The Neon Demon – a cult classic in the making

July 16, 2016 12:00 am Published by Leave your thoughts

Breaking taboos is the big yawn of our modern commerce dominated culture so I hesitate to recommend a movie that seems, superficially at least, to be gratuitously designed to break as many taboos as is conceivably possible within the confines of its two hour duration. But while it may not be for the squeamish or the easily offended, there is actually hardly any nudity and very little sex in this saga of a young girl’s search for fame and fortune in the ruthless fashion industry of LA. The topics of necrophilia and cannibalism that crop up in the course of the story are perhaps about as taboo-breaking as you can get these days. But to quote the late Kenny Everett, surprisingly, it is all done “in the best possible taste”.

Visually Danish director Nicolas Winding Refn’s film is absolutely stunning and sumptuous, while the dialogue has all the epigrammatic qualities that one associates with Wilde. Indeed, the screenplay is quite Pinteresque in its deliberate choice of words to create maximum impact which effortlessly enables it to construct a sinister atmosphere that pervades the film from its very first scene.

In terms of the mood, the colour scheme of shades of purple, blue and red, combined with the setting and the character types, we are lodged firmly in the world of David Lynch. It is that dark hinterland on the edge of the city where the innocent ventures only to become corrupted if not annihilated. It is a case of Blue Velvet meets Mulholland Drive.

The glamorous world of the fashion industry has its dirty underside. It is a world where male photographers literally call all the shots and are free to prey on the young models, who know they must remain always passively compliant if they want to make a lot of money out of their prettiness. As the heroine believes, she has no talent, apart from her prettiness.

Played by newcomer Elle Fanning, who looks like a young Cara Delevingne, Jesse is a naive 16 year old orphan who pretends to be three years older to get a job, convincing no-one but allowed to work all the same. “People will believe whatever they are told,” her agent comments.

It is the traditional theme of virtue in peril, but there is no triumph over adversity at the end. Staying in a cheap motel, Jesse finds herself in Psycho territory complete with the predatory motel manager who betrays the tendencies of a paedophile and who we are led to believe sexually assaults a resident in an adjourning room. When what appear to be screams for help next door, the heroine takes flight only to find herself in a far more dangerous place where she ultimately meets her death by falling into an empty pool, which slow begins to fill with her blood as she lies writhing in agony.

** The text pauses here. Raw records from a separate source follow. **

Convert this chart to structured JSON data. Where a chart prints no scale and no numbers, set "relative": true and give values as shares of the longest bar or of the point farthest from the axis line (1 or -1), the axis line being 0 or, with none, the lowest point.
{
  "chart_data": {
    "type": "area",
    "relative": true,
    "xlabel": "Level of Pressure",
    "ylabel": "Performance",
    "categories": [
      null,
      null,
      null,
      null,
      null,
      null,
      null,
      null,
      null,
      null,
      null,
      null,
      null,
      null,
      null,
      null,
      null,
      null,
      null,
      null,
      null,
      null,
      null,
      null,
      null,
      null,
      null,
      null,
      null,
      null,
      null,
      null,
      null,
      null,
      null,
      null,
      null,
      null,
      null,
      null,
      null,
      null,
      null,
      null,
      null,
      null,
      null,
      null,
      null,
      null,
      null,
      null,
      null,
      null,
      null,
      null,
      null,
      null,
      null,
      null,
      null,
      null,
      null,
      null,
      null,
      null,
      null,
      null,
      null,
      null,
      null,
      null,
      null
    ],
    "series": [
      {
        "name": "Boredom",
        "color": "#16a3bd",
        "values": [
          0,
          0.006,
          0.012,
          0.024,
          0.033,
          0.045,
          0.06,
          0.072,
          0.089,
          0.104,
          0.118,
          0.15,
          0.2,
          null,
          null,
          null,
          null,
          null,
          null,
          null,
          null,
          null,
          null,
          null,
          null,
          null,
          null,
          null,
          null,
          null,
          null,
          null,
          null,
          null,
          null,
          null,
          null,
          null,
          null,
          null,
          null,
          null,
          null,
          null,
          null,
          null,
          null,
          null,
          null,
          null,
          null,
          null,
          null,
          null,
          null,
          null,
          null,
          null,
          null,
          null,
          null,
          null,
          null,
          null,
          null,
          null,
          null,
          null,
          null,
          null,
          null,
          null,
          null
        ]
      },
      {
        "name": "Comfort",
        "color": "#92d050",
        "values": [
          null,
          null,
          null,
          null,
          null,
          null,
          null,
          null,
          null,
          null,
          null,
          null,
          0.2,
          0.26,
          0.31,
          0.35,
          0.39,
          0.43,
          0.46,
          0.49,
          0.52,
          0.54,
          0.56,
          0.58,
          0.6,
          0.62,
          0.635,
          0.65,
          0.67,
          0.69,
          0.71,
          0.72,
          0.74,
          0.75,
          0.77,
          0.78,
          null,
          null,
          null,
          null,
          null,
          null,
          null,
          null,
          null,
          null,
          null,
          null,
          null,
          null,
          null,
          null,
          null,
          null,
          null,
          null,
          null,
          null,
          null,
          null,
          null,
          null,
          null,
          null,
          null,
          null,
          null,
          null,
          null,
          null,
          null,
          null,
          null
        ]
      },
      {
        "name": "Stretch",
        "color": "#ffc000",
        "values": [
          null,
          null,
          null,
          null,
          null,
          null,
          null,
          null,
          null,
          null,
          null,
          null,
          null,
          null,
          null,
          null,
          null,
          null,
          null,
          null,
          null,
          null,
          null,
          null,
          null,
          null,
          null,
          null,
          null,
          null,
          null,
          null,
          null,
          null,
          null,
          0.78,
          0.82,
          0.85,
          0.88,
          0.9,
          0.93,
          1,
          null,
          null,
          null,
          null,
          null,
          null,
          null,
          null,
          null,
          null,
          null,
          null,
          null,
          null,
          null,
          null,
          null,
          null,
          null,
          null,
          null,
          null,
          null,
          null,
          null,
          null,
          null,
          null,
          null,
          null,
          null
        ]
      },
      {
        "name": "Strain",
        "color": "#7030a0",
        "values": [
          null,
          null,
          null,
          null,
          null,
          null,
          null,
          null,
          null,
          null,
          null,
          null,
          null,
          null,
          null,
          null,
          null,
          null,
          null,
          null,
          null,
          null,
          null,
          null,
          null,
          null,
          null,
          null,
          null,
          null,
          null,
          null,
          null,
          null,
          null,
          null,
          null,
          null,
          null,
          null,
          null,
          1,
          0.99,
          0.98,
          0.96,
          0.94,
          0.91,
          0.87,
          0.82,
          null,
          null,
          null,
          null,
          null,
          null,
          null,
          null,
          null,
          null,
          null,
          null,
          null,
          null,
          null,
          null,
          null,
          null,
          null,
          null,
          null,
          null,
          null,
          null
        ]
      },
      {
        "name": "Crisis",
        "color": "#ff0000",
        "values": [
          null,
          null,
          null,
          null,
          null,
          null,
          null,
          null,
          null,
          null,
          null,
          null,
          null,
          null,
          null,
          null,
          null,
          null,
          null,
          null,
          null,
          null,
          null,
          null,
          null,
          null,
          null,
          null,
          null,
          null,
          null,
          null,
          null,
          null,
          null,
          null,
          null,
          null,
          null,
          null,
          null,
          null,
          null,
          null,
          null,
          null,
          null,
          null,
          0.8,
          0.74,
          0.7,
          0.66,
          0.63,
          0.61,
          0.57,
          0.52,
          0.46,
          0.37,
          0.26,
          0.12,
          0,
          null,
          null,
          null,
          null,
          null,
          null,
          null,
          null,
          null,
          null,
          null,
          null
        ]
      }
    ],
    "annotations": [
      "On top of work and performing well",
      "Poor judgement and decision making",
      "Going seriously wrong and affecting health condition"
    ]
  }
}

It is a grim, uncompromising ending, the death of the heroine, who begins as an embodiment of goodness only to become gradually corrupted as she quickly learns how to hustle in the cynical world. It is shocking like the ending of Samuel Richardson’s 18th century novel, Clarissa, where the heroine dies struggling to preserve her virtue intact after an ordeal unfolding over several thousand pages.

Jesse realises that she no longer wants to be like older models, who are already well past their sell by date when they reach their mid-twenties; in truth, it is they who want to be her, because of her natural beauty and the unblemished innocence that they will never again be able to recapture.

This is all very reminiscent of David Lynch and it is surprising how few reviewers seem to have made this connection.

When asked how she dealt with a rival who stole an assignment from her, one of the older models nonchalantly replies with the words, “I ate her”. Having just witnessed the ugly death of the young heroine in the previous scene, one suspects that her reply isn’t mere hyperbole. And so it proves. In the very next scene one of the models vomits up the heroine’s eye ball only for her friend to immediately pick it up and devour it herself. All very symbolic of a dog eat dog world and it makes the severed ear at the start of Blue Velvet appear rather tame.

The Neon Demon is a cautionary tale, a visual feast and a disturbing examination of a profession whose reality is actually far more disturbing in its ruthlessness than the fiction presented on screen. One recalls the stories recounted by former super models of the molesting and sexual assaults they felt compelled to endure at least until they became famous. The film is a bold statement about the total callousness and inhumanity of an industry of which the media and popular culture are totally obsessed. The stark ending has its necessary shock value to awaken us out of our complacency that we can allow such vile exploitation of teenage girls for male gratification to carry on and do nothing about it. As such it is a necessary movie and something of a flawed masterpiece. It not to everyone’s taste; indeed, on the day that I saw it, the cinema emptied well before the end credits started to roll.

I don’t imagine much popcorn was consumed on that occasion too. Clearly, it does not make for easy viewing. Nevertheless, it has all the hallmarks that will ensure it is destined to become a cult classic.